When all the file data is sent, a seven byte sequence is sent: two bytes of \176 followed by four ASCII bytes of the checksum as printed in base 16 followed by a carriage return. For example, if the checksum was 0x1234, this would be sent: "\176\1761234\r".
The checksum is initialized to 0xffff. For each byte that is sent it is
modified as follows (where b
is the byte before it has been
transformed as described above):
/* Rotate the checksum left. */ if ((ichk & 0x8000) == 0) ichk <<= 1; else { ichk <<= 1; ++ichk; } /* Add the next byte into the checksum. */ ichk += b;
When the receiving UUCP sees the checksum, it compares it against its own calculated checksum and replies with a single character followed by a carriage return.
The sending UUCP checks the returned character and acts accordingly.
The `t' protocol is intended for TCP links. It does no error checking or flow control, and requires an eight bit clear channel.
I believe the `t' protocol originated in BSD versions of UUCP.
The Taylor UUCP code for the `t' protocol is in `prott.c'.
When a UUCP package transmits a command, it first gets the length of the command string, c. It then sends ((c / 512) + 1) * 512 bytes (the smallest multiple of 512 which can hold c bytes plus a null byte) consisting of the command string itself followed by trailing null bytes.

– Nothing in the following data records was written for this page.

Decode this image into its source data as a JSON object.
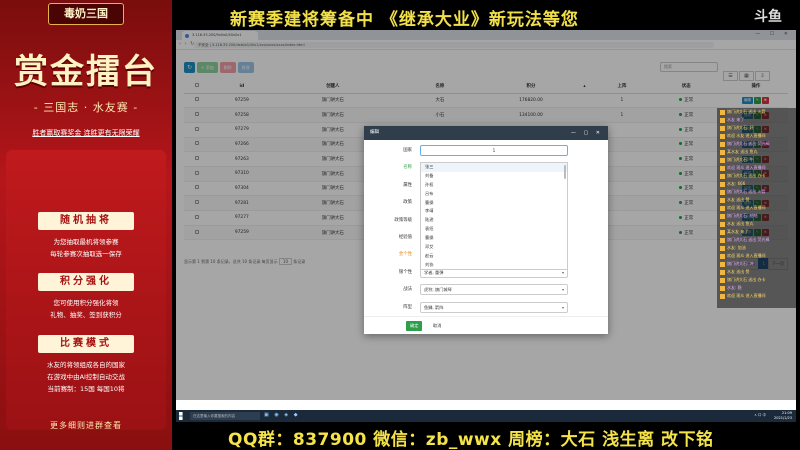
{
  "promo": {
    "tag": "毒奶三国",
    "headline": "赏金擂台",
    "subtitle": "- 三国志 · 水友赛 -",
    "slogan": "胜者赢取赛奖金  连胜更有无限荣耀",
    "sections": [
      {
        "title": "随机抽将",
        "lines": [
          "为您抽取最机将领参赛",
          "每轮参赛次抽取选一保存"
        ]
      },
      {
        "title": "积分强化",
        "lines": [
          "您可使用积分强化将领",
          "礼物、抽奖、签到获积分"
        ]
      },
      {
        "title": "比赛模式",
        "lines": [
          "水友的将领组成各自的国家",
          "在游戏中由AI控制自动交战",
          "当前赛制：15国  每国10将"
        ]
      }
    ],
    "footer": "更多细则进群查看"
  },
  "banner": {
    "text": "新赛季建将筹备中  《继承大业》新玩法等您",
    "logo": "斗鱼"
  },
  "browser": {
    "tab_title": "3.116.33.200/9x0x0/40x0x1",
    "address": "不安全 | 3.116.33.200/dxb/x0/40x1/xxx/xxxx/xxxx/index.html"
  },
  "toolbar": {
    "refresh_icon": "refresh-icon",
    "add_label": "+ 添加",
    "delete_label": "删除",
    "edit_label": "修改",
    "search_placeholder": "搜索"
  },
  "table": {
    "headers": [
      "",
      "id",
      "创建人",
      "名称",
      "积分",
      "",
      "上阵",
      "状态",
      "操作"
    ],
    "rows": [
      {
        "id": "97259",
        "creator": "旗门讲大石",
        "name": "大石",
        "score": "176820.00",
        "deploy": "1",
        "status": "正常"
      },
      {
        "id": "97258",
        "creator": "旗门讲大石",
        "name": "小石",
        "score": "134100.00",
        "deploy": "1",
        "status": "正常"
      },
      {
        "id": "97279",
        "creator": "旗门讲大石",
        "name": "",
        "score": "",
        "deploy": "",
        "status": "正常"
      },
      {
        "id": "97266",
        "creator": "旗门讲大石",
        "name": "",
        "score": "",
        "deploy": "",
        "status": "正常"
      },
      {
        "id": "97263",
        "creator": "旗门讲大石",
        "name": "",
        "score": "",
        "deploy": "",
        "status": "正常"
      },
      {
        "id": "97310",
        "creator": "旗门讲大石",
        "name": "",
        "score": "",
        "deploy": "",
        "status": "正常"
      },
      {
        "id": "97304",
        "creator": "旗门讲大石",
        "name": "",
        "score": "",
        "deploy": "",
        "status": "正常"
      },
      {
        "id": "97281",
        "creator": "旗门讲大石",
        "name": "",
        "score": "",
        "deploy": "",
        "status": "正常"
      },
      {
        "id": "97277",
        "creator": "旗门讲大石",
        "name": "",
        "score": "",
        "deploy": "",
        "status": "正常"
      },
      {
        "id": "97259",
        "creator": "旗门讲大石",
        "name": "",
        "score": "",
        "deploy": "",
        "status": "正常"
      }
    ],
    "op_labels": [
      "编辑",
      "✎",
      "✖"
    ]
  },
  "pager": {
    "summary": "显示第 1 到第 10 条记录，总共 10 条记录 每页显示",
    "page_size": "10",
    "suffix": "条记录",
    "prev": "上一页",
    "current": "1",
    "next": "下一页"
  },
  "modal": {
    "title": "编辑",
    "fields": [
      {
        "label": "国家",
        "value": "1",
        "style": "",
        "kind": "input"
      },
      {
        "label": "名称",
        "value": "",
        "style": "green",
        "kind": "none"
      },
      {
        "label": "属性",
        "value": "",
        "style": "",
        "kind": "none"
      },
      {
        "label": "政策",
        "value": "",
        "style": "",
        "kind": "none"
      },
      {
        "label": "政策等级",
        "value": "",
        "style": "",
        "kind": "none"
      },
      {
        "label": "经验值",
        "value": "",
        "style": "",
        "kind": "none"
      },
      {
        "label": "金个性",
        "value": "",
        "style": "orange",
        "kind": "none"
      },
      {
        "label": "银个性",
        "value": "学者, 重弹",
        "style": "",
        "kind": "select"
      },
      {
        "label": "战法",
        "value": "虎狩, 旗门城琴",
        "style": "",
        "kind": "select"
      },
      {
        "label": "阵型",
        "value": "鱼鳞, 箭阵",
        "style": "",
        "kind": "select"
      }
    ],
    "dropdown_options": [
      "张三",
      "刘备",
      "孙权",
      "吕布",
      "曹操",
      "李靖",
      "陆逊",
      "袁绍",
      "曹操",
      "邓艾",
      "赵云",
      "刘协"
    ],
    "ok_label": "确定",
    "cancel_label": "取消"
  },
  "chat": {
    "lines": [
      "旗门讲大石 送出 火箭",
      "水友 来了",
      "旗门讲大石: 好",
      "欢迎 水友 进入直播间",
      "旗门讲大石 送出 荧光棒",
      "某水友 送出 鱼丸",
      "旗门讲大石: 牛",
      "欢迎 观众 进入直播间",
      "旗门讲大石 送出 办卡",
      "水友: 666",
      "旗门讲大石 送出 火箭",
      "水友 送出 赞",
      "欢迎 观众 进入直播间",
      "旗门讲大石: 哈哈",
      "水友 送出 鱼丸",
      "某水友 来了",
      "旗门讲大石 送出 荧光棒",
      "水友: 加油",
      "欢迎 观众 进入直播间",
      "旗门讲大石: 冲",
      "水友 送出 赞",
      "旗门讲大石 送出 办卡",
      "水友: 稳",
      "欢迎 观众 进入直播间"
    ]
  },
  "taskbar": {
    "search_placeholder": "在这里输入你要搜索的内容",
    "tray": "∧ 口 中",
    "time": "21:09",
    "date": "2021/1/23"
  },
  "bottom": {
    "text": "QQ群：837900  微信：zb_wwx    周榜：大石 浅生离  改下铭"
  }
}
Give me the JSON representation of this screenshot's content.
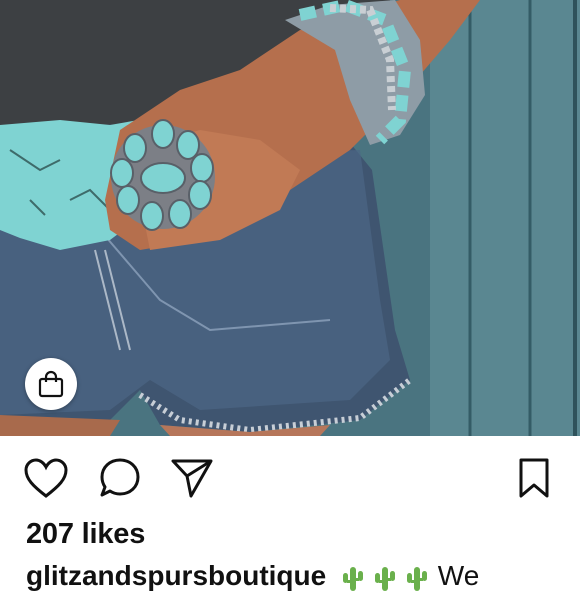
{
  "post": {
    "likes_text": "207 likes",
    "username": "glitzandspursboutique",
    "caption_text": "We",
    "caption_emoji": [
      "cactus-emoji",
      "cactus-emoji",
      "cactus-emoji"
    ]
  },
  "actions": {
    "icons": [
      "heart-icon",
      "comment-icon",
      "share-icon",
      "bookmark-icon"
    ]
  },
  "photo": {
    "subject": "turquoise jewelry photo",
    "accent_turquoise": "#7fd3d2",
    "denim": "#40566f",
    "wall": "#4f7b86"
  },
  "shop_button": {
    "icon": "shopping-bag-icon"
  }
}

When a UUCP package sends a file, it sends it in blocks. Each block
contains at most 1024 bytes of data. Each block consists of four bytes
containing the amount of data in binary (most significant byte first,
the same format as used by the Unix function htonl
) followed by
that amount of data. The end of the file is signalled by a block
containing zero bytes of data.
The `e' protocol is similar to the `t' protocol. It does no flow control or error checking and is intended for use over TCP.
The `e' protocol originated in versions of HDB UUCP.

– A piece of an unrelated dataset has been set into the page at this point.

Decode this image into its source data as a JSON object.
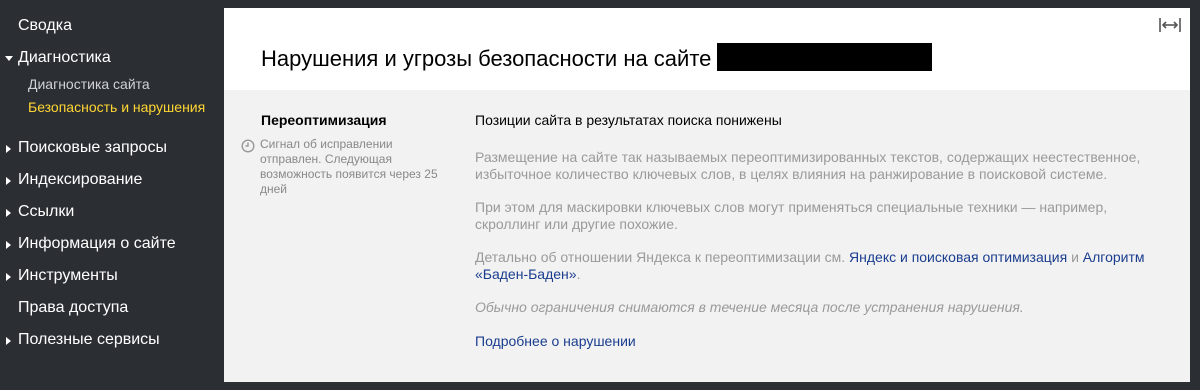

The Taylor UUCP code for the `e' protocol is in `prote.c'.
When a UUCP package transmits a command, it simply sends the command as an ASCII string terminated by a null byte.
When a UUCP package transmits a file, it sends the complete size of the file as an ASCII decimal number. The ASCII string is padded out to 20 bytes with null bytes (i.e., if the file is 1000 bytes long, it sends `1000\0\0\0\0\0\0\0\0\0\0\0\0\0\0\0\0'). It then sends the entire file.

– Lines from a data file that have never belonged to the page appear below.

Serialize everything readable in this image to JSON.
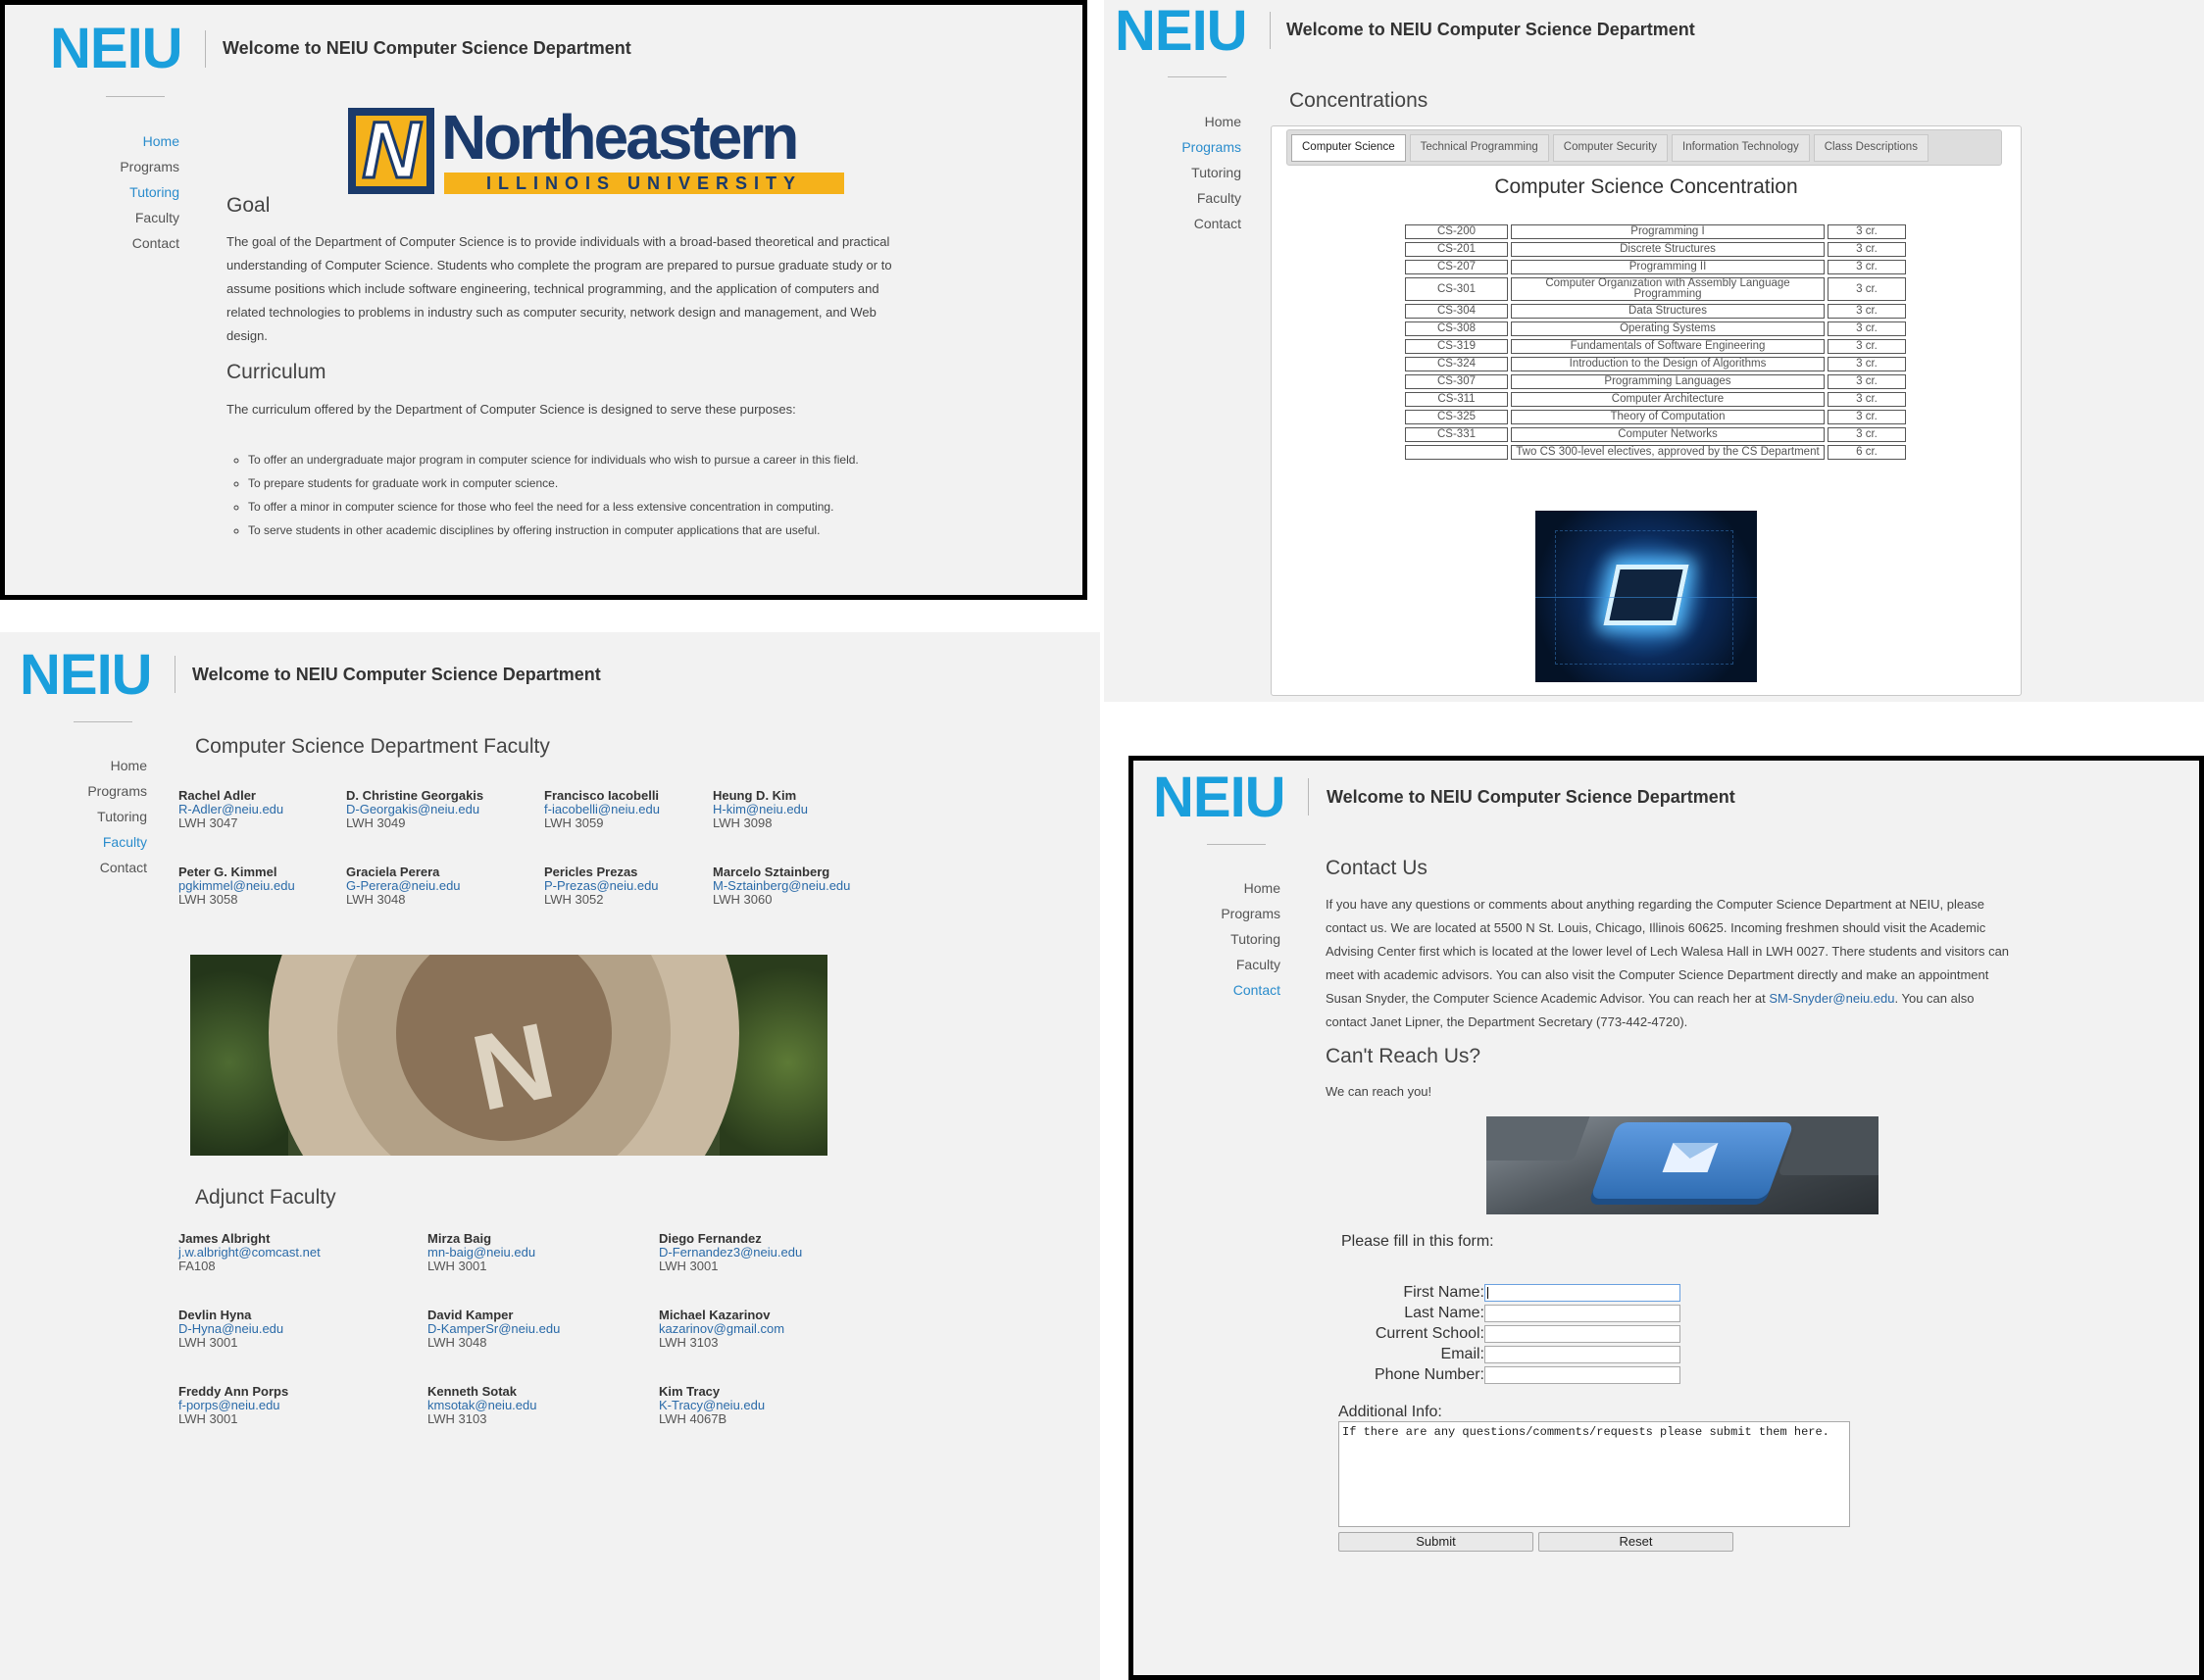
{
  "site": {
    "logo_text": "NEIU",
    "welcome": "Welcome to NEIU Computer Science Department",
    "nav": [
      "Home",
      "Programs",
      "Tutoring",
      "Faculty",
      "Contact"
    ]
  },
  "home": {
    "banner": {
      "word": "Northeastern",
      "sub": "ILLINOIS UNIVERSITY",
      "mark": "N"
    },
    "goal_title": "Goal",
    "goal_text": "The goal of the Department of Computer Science is to provide individuals with a broad-based theoretical and practical understanding of Computer Science. Students who complete the program are prepared to pursue graduate study or to assume positions which include software engineering, technical programming, and the application of computers and related technologies to problems in industry such as computer security, network design and management, and Web design.",
    "curriculum_title": "Curriculum",
    "curriculum_text": "The curriculum offered by the Department of Computer Science is designed to serve these purposes:",
    "purposes": [
      "To offer an undergraduate major program in computer science for individuals who wish to pursue a career in this field.",
      "To prepare students for graduate work in computer science.",
      "To offer a minor in computer science for those who feel the need for a less extensive concentration in computing.",
      "To serve students in other academic disciplines by offering instruction in computer applications that are useful."
    ]
  },
  "programs": {
    "title": "Concentrations",
    "tabs": [
      "Computer Science",
      "Technical Programming",
      "Computer Security",
      "Information Technology",
      "Class Descriptions"
    ],
    "active_tab": 0,
    "concentration_title": "Computer Science Concentration",
    "courses": [
      [
        "CS-200",
        "Programming I",
        "3 cr."
      ],
      [
        "CS-201",
        "Discrete Structures",
        "3 cr."
      ],
      [
        "CS-207",
        "Programming II",
        "3 cr."
      ],
      [
        "CS-301",
        "Computer Organization with Assembly Language Programming",
        "3 cr."
      ],
      [
        "CS-304",
        "Data Structures",
        "3 cr."
      ],
      [
        "CS-308",
        "Operating Systems",
        "3 cr."
      ],
      [
        "CS-319",
        "Fundamentals of Software Engineering",
        "3 cr."
      ],
      [
        "CS-324",
        "Introduction to the Design of Algorithms",
        "3 cr."
      ],
      [
        "CS-307",
        "Programming Languages",
        "3 cr."
      ],
      [
        "CS-311",
        "Computer Architecture",
        "3 cr."
      ],
      [
        "CS-325",
        "Theory of Computation",
        "3 cr."
      ],
      [
        "CS-331",
        "Computer Networks",
        "3 cr."
      ],
      [
        "",
        "Two CS 300-level electives, approved by the CS Department",
        "6 cr."
      ]
    ]
  },
  "faculty": {
    "title": "Computer Science Department Faculty",
    "members": [
      {
        "name": "Rachel Adler",
        "email": "R-Adler@neiu.edu",
        "office": "LWH 3047"
      },
      {
        "name": "D. Christine Georgakis",
        "email": "D-Georgakis@neiu.edu",
        "office": "LWH 3049"
      },
      {
        "name": "Francisco Iacobelli",
        "email": "f-iacobelli@neiu.edu",
        "office": "LWH 3059"
      },
      {
        "name": "Heung D. Kim",
        "email": "H-kim@neiu.edu",
        "office": "LWH 3098"
      },
      {
        "name": "Peter G. Kimmel",
        "email": "pgkimmel@neiu.edu",
        "office": "LWH 3058"
      },
      {
        "name": "Graciela Perera",
        "email": "G-Perera@neiu.edu",
        "office": "LWH 3048"
      },
      {
        "name": "Pericles Prezas",
        "email": "P-Prezas@neiu.edu",
        "office": "LWH 3052"
      },
      {
        "name": "Marcelo Sztainberg",
        "email": "M-Sztainberg@neiu.edu",
        "office": "LWH 3060"
      }
    ],
    "adjunct_title": "Adjunct Faculty",
    "adjunct": [
      {
        "name": "James Albright",
        "email": "j.w.albright@comcast.net",
        "office": "FA108"
      },
      {
        "name": "Mirza Baig",
        "email": "mn-baig@neiu.edu",
        "office": "LWH 3001"
      },
      {
        "name": "Diego Fernandez",
        "email": "D-Fernandez3@neiu.edu",
        "office": "LWH 3001"
      },
      {
        "name": "Devlin Hyna",
        "email": "D-Hyna@neiu.edu",
        "office": "LWH 3001"
      },
      {
        "name": "David Kamper",
        "email": "D-KamperSr@neiu.edu",
        "office": "LWH 3048"
      },
      {
        "name": "Michael Kazarinov",
        "email": "kazarinov@gmail.com",
        "office": "LWH 3103"
      },
      {
        "name": "Freddy Ann Porps",
        "email": "f-porps@neiu.edu",
        "office": "LWH 3001"
      },
      {
        "name": "Kenneth Sotak",
        "email": "kmsotak@neiu.edu",
        "office": "LWH 3103"
      },
      {
        "name": "Kim Tracy",
        "email": "K-Tracy@neiu.edu",
        "office": "LWH 4067B"
      }
    ]
  },
  "contact": {
    "title": "Contact Us",
    "text_before": "If you have any questions or comments about anything regarding the Computer Science Department at NEIU, please contact us. We are located at 5500 N St. Louis, Chicago, Illinois 60625. Incoming freshmen should visit the Academic Advising Center first which is located at the lower level of Lech Walesa Hall in LWH 0027. There students and visitors can meet with academic advisors. You can also visit the Computer Science Department directly and make an appointment Susan Snyder, the Computer Science Academic Advisor. You can reach her at ",
    "email_link": "SM-Snyder@neiu.edu",
    "text_after": ". You can also contact Janet Lipner, the Department Secretary (773-442-4720).",
    "reach_title": "Can't Reach Us?",
    "reach_text": "We can reach you!",
    "form_intro": "Please fill in this form:",
    "fields": [
      "First Name:",
      "Last Name:",
      "Current School:",
      "Email:",
      "Phone Number:"
    ],
    "additional_label": "Additional Info:",
    "additional_placeholder": "If there are any questions/comments/requests please submit them here.",
    "submit": "Submit",
    "reset": "Reset"
  },
  "colors": {
    "brand_blue": "#1a9fdc",
    "active_link": "#2a8ccc",
    "gold": "#f5b21b",
    "navy": "#1b3a6b"
  }
}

I believe that the `x' protocol was intended for use over X.25 virtual circuits. It relies on a write of zero bytes being read as zero bytes without stopping communication. I have heard that it does not work correctly. If someone would care to fill this in more, I would be grateful. Taylor UUCP does not implement the `x' protocol.
This is apparently used for DataKit connections, and relies on a write of zero bytes being read as zero bytes, much as the `x' protocol does. I don't really know anything else about it. Taylor UUCP does not implement the `d' protocol.
The `G' protocol is apparently simply the `g' protocol, except that it is known to support all possible window and packet sizes. It was introduced by SVR4 UUCP; the SVR4 implementation of the `g' protocol is apparently fixed at a packet size of 64 and a window size of 7. Taylor UUCP does not recognize the `G' protocol. It does support all window and packet sizes for the `g' protocol.
I took a lot of the information from Jamie E. Hanrahan's paper in the Fall 1990 DECUS Symposium, and from Managing UUCP and Usenet by Tim O'Reilly and Grace Todino (with contributions by several other people). The latter includes most of the former, and is published by O'Reilly & Associates, Inc.
Some information is originally due to a Usenet article by Chuck Wegrzyn. The information on the `g' protocol comes partially from a paper by G.L. Chesson of Bell Laboratories, partially from Jamie E. Hanrahan's paper, and partially from source code by John Gilmore. The information on the `f' protocol comes from the source code by Piet Berteema. The information on the `t' protocol comes from the source code by Rick Adams. The information on the `e' protocol comes from a Usenet article by Matthias Urlichs.